Um diesen historischen Schatz biblischer Wahrheiten auf eine Weise zu erschließen, die das Zeugnis der Schrift und die Erfordernisse gemeindlicher Lehre auf das Beste berücksichtigt, wurde die mit dieser Website vorgestellte Comprehensive Version des Bekenntnisses in englischer Sprache erarbeitet. Sie basiert auf der verbreiteten zweiten Auflage von 1646, integriert Elemente der beiden anderen Textfassungen und zieht in wenigen Fällen andere zeitgenössische Quellen (True Confession, 2LCF) heran. Das Ziel war nicht, einfach einen historischen Text nachzudrucken. Es lag vielmehr darin, dieses historische, in mehreren Textgestalten vorliegende Dokument für den heutigen persönlichen und gemeindlichen Gebrauch zu erschließen. Die hierbei getroffenen textkritischen Entscheidungen sind vollständig dokumentiert und im Bereich Downloads (in englischer Sprache) abrufbar. Auch die weiteren herausgeberischen Entscheidungen (Hinzufügung von Artikelüberschriften; Aufteilung der Artikel in Sektionen; Streichung einer kurzen, eher allegorischen Passage, die biblisch so nicht belegbar ist etc.) sind dort offengelegt.

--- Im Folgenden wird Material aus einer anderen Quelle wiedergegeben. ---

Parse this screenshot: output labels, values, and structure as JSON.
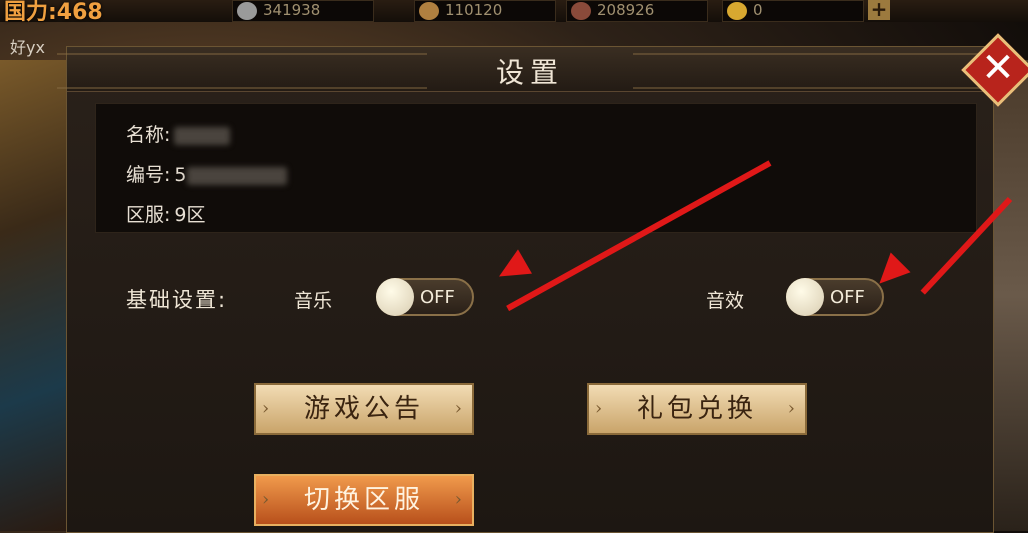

Gemeinden, Werke und auch einzelne Christen, die aus unterschiedlichen Gründen ein historisches Bekenntnis annehmen wollen, das sowohl reformiert in den Aussagen über Gottes souveräne Gnade ist als auch die Taufe der Gläubiggewordenen vertritt, werden nicht umhinkönnen, das Erste Londoner Bekenntnis von 1644 in Erwägung zu ziehen. Von den unterschiedlichen Textfassungen ist die 2022 erschienene Comprehensive Version in ihrem historisch-integrativen Ansatz sicher diejenige, die biblische Aussagen am umfassendsten wiedergibt.

Die Übersetzung ins Deutsche versucht nicht, das barocke Englisch des 17. Jahrhunderts abzubilden (zur Illustration, was das bedeutet hätte, werfe man einen Blick auf Grimmelshausens Simplicissimus), verwendet jedoch eine eher gehobene Sprache, sodass (so weit vom Ausgangstext her möglich) Auszüge des Bekenntnisses auch gottesdienstliche Verwendung finden können.
Eine deutsche und englische Fassung in einfacher Sprache ist wünschenswert, aber noch nicht erarbeitet.